Авилов покраснел и объяснил, что отели в городе оказались ему не по карману, и поэтому он снимает комнату рядом с Баденом, в Оттерсвайере.

— А, знаю, — кивнул Тихменёв. — Там сейчас живет Алексей Жемчужников с семьей. Знаете его?

К стыду своему, Михаил вынужден был сознаться, что знает Жемчужникова только как одного из создателей Козьмы Пруткова[14], но понятия не имел, что тот обитает где-то по соседству.

— Ну вот вам и повод нанести ему визит, — заметил редактор. — Хотя буду откровенен: в плане литературном сей мизинец Козьмы Пруткова стоит немного. А человек он приятный, хоть и довольно скучный. Что-нибудь сейчас сочиняете?

— Я… Нет, ничего.

— Играете? — прищурился Тихменёв.

У Авилова едва не вырвалось: «Не на что», но он пересилил себя и ответил, что не играет, но иногда ходит смотреть.

— Ума не приложу, на что там смотреть, — проворчал Платон Афанасьевич, насупившись. — Одни глупцы проигрывают, другие выигрывают, чтобы назавтра же все потерять и заложить последний сюртук. В конечном итоге проигрывают все, и только казино не остается в убытке. — По его желчному тону Авилов заключил, что редактор тоже попытал счастья на рулетке, но успеха не добился. — Впрочем, вы ведь здесь вовсе не для того, чтобы выслушивать мои рассуждения о казино, Иване Сергеевиче или даже Льве Николаевиче. Поговорим о вас, Михаил Петрович. Что вы можете дать нам в следующем году?

— Я думал о романе… — неловко начал Авилов, который ожидал подобного вопроса и все же оказался захвачен врасплох.

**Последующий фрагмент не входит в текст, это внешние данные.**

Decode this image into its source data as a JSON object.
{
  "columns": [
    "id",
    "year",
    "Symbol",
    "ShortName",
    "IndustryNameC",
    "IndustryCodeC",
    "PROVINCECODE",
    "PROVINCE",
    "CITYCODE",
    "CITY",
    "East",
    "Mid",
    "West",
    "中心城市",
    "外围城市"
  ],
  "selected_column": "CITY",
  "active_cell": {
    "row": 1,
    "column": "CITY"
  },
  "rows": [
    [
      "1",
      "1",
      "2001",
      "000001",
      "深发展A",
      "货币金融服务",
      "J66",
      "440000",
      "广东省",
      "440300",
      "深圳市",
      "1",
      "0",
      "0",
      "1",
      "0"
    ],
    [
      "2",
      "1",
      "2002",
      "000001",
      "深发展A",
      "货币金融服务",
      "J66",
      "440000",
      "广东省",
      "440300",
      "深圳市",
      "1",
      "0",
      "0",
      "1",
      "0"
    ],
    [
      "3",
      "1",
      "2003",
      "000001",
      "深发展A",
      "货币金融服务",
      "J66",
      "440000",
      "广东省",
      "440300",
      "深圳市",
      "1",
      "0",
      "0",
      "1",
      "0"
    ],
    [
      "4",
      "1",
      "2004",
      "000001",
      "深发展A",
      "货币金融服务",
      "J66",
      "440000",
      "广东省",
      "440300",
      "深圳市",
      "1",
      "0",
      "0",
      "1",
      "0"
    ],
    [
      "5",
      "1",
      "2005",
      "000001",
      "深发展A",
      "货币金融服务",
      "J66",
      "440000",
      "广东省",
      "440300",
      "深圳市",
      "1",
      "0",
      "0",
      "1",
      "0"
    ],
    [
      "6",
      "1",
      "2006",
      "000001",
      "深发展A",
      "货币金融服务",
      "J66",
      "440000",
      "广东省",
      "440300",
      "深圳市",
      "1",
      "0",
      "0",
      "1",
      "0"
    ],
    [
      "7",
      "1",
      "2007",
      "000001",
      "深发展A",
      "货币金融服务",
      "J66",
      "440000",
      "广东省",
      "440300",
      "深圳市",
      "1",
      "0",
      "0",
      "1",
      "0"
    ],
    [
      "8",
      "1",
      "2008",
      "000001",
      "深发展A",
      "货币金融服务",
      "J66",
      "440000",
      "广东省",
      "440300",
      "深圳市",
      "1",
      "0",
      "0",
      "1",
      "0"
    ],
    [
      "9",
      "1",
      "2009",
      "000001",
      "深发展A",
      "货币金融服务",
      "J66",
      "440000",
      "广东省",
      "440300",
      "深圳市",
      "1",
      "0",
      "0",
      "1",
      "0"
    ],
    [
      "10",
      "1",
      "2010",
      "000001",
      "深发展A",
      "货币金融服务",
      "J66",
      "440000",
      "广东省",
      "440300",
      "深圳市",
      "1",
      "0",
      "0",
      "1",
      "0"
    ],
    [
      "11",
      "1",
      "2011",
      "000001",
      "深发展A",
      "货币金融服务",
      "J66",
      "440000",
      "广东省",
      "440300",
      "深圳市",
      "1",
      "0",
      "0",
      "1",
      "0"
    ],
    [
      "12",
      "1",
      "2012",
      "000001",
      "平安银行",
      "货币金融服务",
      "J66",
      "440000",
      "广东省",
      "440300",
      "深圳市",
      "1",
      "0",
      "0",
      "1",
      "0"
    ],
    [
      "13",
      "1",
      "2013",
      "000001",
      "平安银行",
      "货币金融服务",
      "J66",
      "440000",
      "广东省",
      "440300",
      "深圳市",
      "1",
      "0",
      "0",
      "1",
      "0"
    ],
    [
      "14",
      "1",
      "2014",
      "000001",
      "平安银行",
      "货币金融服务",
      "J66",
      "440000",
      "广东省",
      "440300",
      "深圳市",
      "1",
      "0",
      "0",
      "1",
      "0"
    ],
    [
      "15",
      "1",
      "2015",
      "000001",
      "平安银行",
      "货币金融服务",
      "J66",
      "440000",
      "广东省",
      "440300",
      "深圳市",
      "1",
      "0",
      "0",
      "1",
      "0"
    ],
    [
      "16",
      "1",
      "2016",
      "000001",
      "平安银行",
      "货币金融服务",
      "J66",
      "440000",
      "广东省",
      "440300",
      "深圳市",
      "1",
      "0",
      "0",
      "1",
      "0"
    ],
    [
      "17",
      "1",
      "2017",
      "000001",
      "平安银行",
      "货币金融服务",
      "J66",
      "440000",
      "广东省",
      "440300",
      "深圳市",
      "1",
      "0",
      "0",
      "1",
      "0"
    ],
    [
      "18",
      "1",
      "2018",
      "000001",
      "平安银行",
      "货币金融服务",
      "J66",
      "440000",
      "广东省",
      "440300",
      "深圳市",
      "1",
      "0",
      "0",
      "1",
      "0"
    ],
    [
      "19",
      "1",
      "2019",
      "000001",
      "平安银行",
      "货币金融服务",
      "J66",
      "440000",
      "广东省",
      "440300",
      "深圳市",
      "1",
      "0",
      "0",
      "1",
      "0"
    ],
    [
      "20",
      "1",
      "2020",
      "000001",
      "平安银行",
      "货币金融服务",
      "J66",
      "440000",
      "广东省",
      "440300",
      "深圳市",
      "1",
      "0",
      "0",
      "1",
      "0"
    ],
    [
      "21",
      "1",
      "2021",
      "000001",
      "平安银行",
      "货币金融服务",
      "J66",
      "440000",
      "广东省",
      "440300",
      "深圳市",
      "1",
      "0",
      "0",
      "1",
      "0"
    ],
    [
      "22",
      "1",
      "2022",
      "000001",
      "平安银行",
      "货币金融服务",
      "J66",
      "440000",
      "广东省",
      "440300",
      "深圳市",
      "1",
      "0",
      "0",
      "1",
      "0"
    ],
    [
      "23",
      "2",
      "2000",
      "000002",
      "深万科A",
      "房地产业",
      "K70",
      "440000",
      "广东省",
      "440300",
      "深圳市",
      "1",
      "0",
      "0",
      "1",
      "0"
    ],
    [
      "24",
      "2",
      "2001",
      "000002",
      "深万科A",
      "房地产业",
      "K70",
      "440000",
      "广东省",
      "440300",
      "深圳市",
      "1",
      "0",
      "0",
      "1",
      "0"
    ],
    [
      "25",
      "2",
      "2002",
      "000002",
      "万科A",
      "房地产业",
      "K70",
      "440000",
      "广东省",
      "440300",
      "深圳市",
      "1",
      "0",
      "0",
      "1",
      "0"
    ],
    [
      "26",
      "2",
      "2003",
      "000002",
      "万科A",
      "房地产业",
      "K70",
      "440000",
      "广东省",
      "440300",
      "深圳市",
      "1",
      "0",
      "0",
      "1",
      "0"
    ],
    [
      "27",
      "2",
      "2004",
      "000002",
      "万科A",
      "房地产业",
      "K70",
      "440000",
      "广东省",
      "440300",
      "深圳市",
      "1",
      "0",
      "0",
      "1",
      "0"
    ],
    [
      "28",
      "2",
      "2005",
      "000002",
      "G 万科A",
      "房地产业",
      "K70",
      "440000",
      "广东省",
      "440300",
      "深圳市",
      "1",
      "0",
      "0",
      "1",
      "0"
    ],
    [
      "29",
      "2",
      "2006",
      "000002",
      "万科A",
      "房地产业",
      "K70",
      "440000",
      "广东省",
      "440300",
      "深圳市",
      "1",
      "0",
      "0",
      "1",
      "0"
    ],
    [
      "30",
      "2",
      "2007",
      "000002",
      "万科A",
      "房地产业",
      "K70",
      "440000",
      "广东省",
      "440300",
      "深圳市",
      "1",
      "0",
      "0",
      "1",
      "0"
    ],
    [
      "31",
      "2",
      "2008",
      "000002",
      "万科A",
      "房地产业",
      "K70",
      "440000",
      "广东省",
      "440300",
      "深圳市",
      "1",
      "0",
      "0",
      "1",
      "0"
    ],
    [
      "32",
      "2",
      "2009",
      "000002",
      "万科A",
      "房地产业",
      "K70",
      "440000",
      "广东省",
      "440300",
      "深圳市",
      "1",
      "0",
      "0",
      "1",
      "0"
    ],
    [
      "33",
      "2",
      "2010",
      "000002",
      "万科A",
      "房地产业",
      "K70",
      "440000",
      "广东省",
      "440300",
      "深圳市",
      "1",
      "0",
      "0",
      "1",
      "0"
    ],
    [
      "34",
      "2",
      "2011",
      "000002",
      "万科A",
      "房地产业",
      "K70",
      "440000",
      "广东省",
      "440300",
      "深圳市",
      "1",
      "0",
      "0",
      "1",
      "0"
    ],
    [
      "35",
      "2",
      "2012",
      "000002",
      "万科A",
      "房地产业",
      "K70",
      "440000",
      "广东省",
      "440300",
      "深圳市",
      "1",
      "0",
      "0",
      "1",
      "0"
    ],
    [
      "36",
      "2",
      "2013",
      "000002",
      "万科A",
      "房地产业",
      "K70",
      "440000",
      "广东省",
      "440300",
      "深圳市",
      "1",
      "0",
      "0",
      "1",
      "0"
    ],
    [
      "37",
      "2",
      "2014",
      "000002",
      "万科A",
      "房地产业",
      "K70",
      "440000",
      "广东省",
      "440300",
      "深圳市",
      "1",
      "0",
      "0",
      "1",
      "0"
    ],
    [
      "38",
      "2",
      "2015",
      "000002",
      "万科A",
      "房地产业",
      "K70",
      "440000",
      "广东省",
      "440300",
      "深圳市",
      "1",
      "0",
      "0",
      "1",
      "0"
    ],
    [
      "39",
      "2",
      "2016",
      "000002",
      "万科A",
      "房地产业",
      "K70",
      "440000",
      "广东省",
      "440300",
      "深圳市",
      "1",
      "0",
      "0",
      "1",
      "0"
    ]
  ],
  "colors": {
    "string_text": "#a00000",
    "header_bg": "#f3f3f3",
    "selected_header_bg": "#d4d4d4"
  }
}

— Сколько листов? Тема, герои? — отрывисто спросил Тихменёв. И, не давая собеседнику времени для ответа, продолжал: — Вы должны отдавать себе отчет, что мы стремимся привлекать тех писателей, которые сейчас на слуху и уже себя зарекомендовали. Я не знаю, что за роман вы напишете, но даже если он будет сочетать все мыслимые достоинства, мы сможем взять его, только если выяснится, что кто-то из наших постоянных авторов отказался от сотрудничества. Вы понимаете, о чем я? У нас есть определенные договоренности, для нас уже сочиняют новые вещи известные литераторы, и потом — роман требует много места, а для нас печатать большую вещь новичка — серьезный риск. У повести или рассказа куда больше шансов. Я не говорю, чтобы вы отказывались от романа или каким-то образом ограничивали себя, но вы должны представлять себе перспективы. Если ваша повесть будет готова — ну, допустим, к марту, мы с удовольствием напечатаем ее в одном из летних номеров.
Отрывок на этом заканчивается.